I’m having a problem where a user’s access tokens will expire, but the session hasn’t leading to certain api calls throwing an exception.
I was hoping to be able to somehow call the access token’s expiration data directly, or at least some clean way of telling if the access token I’m using has already expired without having to first try an api call and catch the exception and read the error message.
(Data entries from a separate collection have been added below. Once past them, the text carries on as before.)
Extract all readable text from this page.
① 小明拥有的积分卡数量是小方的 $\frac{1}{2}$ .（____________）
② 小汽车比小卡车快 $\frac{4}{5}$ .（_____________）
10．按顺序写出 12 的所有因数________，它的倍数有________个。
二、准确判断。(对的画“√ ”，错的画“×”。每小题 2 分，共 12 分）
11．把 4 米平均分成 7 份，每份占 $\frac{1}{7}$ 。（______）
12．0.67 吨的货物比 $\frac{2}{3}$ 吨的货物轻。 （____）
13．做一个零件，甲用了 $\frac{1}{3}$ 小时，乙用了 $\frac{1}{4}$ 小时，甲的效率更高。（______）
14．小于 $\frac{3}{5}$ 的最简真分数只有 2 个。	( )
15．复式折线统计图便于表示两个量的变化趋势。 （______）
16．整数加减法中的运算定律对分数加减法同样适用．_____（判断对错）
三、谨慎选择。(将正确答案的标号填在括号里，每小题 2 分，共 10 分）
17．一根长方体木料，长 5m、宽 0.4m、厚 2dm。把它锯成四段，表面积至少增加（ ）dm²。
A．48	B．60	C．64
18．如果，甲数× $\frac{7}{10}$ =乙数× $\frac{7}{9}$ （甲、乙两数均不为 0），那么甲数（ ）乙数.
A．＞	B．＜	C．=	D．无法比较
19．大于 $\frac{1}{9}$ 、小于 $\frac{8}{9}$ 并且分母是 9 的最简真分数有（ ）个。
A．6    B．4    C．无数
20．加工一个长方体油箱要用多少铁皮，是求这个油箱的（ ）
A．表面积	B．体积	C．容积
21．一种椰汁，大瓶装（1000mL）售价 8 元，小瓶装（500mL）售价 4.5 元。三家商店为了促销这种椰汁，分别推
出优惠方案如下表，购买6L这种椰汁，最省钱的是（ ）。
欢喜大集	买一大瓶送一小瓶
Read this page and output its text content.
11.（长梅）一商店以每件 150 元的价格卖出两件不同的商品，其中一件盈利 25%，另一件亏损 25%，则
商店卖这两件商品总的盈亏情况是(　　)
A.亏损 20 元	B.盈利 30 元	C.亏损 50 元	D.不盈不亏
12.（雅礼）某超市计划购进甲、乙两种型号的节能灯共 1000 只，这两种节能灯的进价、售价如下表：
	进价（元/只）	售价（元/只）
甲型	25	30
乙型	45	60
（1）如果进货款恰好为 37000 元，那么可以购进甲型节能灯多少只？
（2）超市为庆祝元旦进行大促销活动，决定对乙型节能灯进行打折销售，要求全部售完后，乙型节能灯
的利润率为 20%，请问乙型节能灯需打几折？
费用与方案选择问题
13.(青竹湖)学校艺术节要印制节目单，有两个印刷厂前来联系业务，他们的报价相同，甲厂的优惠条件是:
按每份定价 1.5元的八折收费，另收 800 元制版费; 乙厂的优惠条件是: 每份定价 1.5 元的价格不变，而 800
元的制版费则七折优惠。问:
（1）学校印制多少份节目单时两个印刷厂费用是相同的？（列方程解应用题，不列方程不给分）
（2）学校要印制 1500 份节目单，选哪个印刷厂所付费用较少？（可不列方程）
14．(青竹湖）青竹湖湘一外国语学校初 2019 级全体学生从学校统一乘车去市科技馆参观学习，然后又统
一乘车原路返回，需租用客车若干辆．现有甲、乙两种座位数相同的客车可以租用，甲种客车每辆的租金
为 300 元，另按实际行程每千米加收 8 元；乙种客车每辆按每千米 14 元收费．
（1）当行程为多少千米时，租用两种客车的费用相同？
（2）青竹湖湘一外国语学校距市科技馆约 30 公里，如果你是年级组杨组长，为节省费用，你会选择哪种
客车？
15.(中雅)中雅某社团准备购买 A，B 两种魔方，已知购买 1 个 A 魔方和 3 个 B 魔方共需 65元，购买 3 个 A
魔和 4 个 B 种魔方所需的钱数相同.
Right now, in pseudo code I have
try {
$permissions = getFBPerms(); # this seems to work fine even with expired tokens
doFBApiCall(); # this will throw an exception withe expired tokens
}
catch (FacebookApiException $e) {
var_dump($e); # this usually comes out to expired tokens
}
I want to be able to
if (checkFBTokenStatus())
// do everything with no worries
else
gotoFBLoginUrl(); # re-log them in to get new access tokens
I also want a clean solution which I can adapt easily in case a user changed passwords, they authorized the app etc. I’m currently working off of this blog post but I dislike the way it works and it doesn’t really make sense. Furthermore, I’m hoping they’ve updated the mechanism since that blog post was put up. Thanks.
What’s wrong with:
?
Of course, you can make a call to, for example,
/meto check whether the token is valid, but that will imply executing one extra call before each API call, that doesn’t make much sense..Also, I wouldn’t rely on expiration date (tokens should least 3 hours from creation), since it might not be exact. Correct way is to catch the exception and then redirect the user to login page.
Or, the brutal way, ask for tokens that doesn’t expire 🙂
UPDATE: The deauthorize callback
if you go in the “Advanced” pane of you app settings, you’ll find the “Deauthorize callback” field, in which you can insert an URL that is pinged when an user deauthorizes your app. This way, you have a certain way to tell whether an user removed your app.